Is there a way to query the number of dedicated atomicAdd cores inside L2 cache?

Source for L2 atomic operations support: L2 cache .

How many cores in L2, or can we query the number?

With a GPU having 3 SM units (GT1030), merging local results on global memory atomically requires at most 3 atomic operations per variable in algorithms such as histogram. But on big GPUs with 170 SM units (RTX5090), the contention increases from 3 to 170.

For repeated or bigger local → global merges, this could become a scalability problem. Is there an official way to know if L2 cache can do N number of atomicAdds in parallel on different addresses so that we can compute the point to switch to two-pass version with a reduction kernel?

For example, in a GPU with only 1 SM unit, if L2 cache has 100 cores, then having a block size of 256 would be better than 128 (3 steps with 56 items on last vs 2 steps with 28 on last). With 3x work for 256 items vs 2x work for 128, increasing block size looks better.

Runtime apis like the following only takes occupancy into consideration:

cudaOccupancyMaxPotentialBlockSize(..)

but some algorithms are waiting on data like atomicAdd and still not decrease occupancy.

Would having more types of operations in L2 cache be useful for data-base acceleration? If we’re joining two tables, there are a lot of data to be processed but only the resulting rows (with same table index) will be actually required to move. Something similar to atomicAdd but like atomicSelectRowAndJoinTable maybe?

Kepler global atomics were substantially slower than Maxwell. Did it have atomics inside SM unit (locking it globally) instead of L2 for global variables?

What happens if we use CUDA-compressible memory enabled for a buffer and use atomics on it? Does the atomicAdd encode/decode the data for each atomic operation or does it decode once, increment many times, then encode once?


About atomicAdd parallelism in L2:

If we could query its capabilities, we could apply block-specialization to use atomicAdd directly on global memory for merging local results in some of CUDA blocks and a per-block output on remaining CUDA blocks for a reduction. So that the total time is minimized by balancing the load between L2 atomic cores and the available bandwidth (used by reduction kernel).

No API exists to my knowledge to query the throughput of L2 atomics (by data type). Moreover, the L2 is physically partitioned into L2 slices. Each slice is the point of coherence for a set of physical addresses. There is also no API to my knowledge for configuring the number of L2 slices or the stride between slices (which is >= 1 cache line on all GPUs). In order to achieve high atomic throughput atomics have to be evenly distributed across slices which means a fairly large address range. If you were to histogram into a single address the throughput would at maximum be 1 atomic update per cycle and you would have extremely unbalanced L2 slices utilization.

Due to the ratio of SM to L2 slices (usually 2-3:1 on consumer GPUs and 1.5-2:1 on 100 class GPUs) it is useful to do multi-level reductions to avoid contention.

1 Like

Thanks. But each L2 slice is in front of a memory controller and its own DRAM unit right?

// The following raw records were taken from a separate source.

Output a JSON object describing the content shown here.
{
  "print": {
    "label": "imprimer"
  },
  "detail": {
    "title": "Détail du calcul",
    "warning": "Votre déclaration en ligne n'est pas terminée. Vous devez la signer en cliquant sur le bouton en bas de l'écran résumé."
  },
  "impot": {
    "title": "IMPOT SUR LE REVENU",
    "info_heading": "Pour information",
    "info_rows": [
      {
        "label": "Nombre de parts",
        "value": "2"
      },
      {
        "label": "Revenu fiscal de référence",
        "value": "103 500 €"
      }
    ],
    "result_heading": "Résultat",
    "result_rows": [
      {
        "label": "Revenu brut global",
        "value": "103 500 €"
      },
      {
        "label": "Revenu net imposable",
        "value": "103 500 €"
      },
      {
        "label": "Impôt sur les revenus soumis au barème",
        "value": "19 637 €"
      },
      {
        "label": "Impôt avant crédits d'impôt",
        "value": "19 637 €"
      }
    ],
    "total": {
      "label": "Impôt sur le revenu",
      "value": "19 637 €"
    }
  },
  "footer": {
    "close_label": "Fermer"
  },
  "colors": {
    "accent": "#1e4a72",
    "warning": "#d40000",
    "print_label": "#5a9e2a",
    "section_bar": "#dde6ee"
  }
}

Are DRAM units mapped to the memory addresses in an interleaved manner? If yes, then I think it is safe to say that all atomic units can be used by a single chunk of histogram such as an array of 100 elements (if there are 100 L2 slices / 100 memory controllers).

I remember GTX970 had one or two memory controllers not interleaved with the remaining. Would that cause more issues in an histogram algorithm without multi-level reductions?

For discrete GPUs L2 slices connect to 1 memory controller. There is often N slices per memory channel/pseudo channel. For integrated GPUs L2 slices are backed by an interconnect.

DRAM units are generally mapped in an interleaved manner. The mapping is not documented and may change per architecture/chip.

A L2 cache line is 128 bytes. 100 consecutive 4 byte elements would be in 1-4 slices depending on the interleaving stride.

2 Likes

Last question:

Then should we use padding to match 128bytes L2 cache line size if the atomic operations are for locking/unlocking purposes (such as some blocks locking neighboring items) (to avoid false-sharing)(is there even a false-sharing between blocks in there)?

I guess histograms wouldn’t benefit much from padding if they’re too large (like 1M bins –> padded becomes 32M elements, may not fit inside L2 cache and cause evictions to device memory).

This topic was automatically closed 14 days after the last reply. New replies are no longer allowed.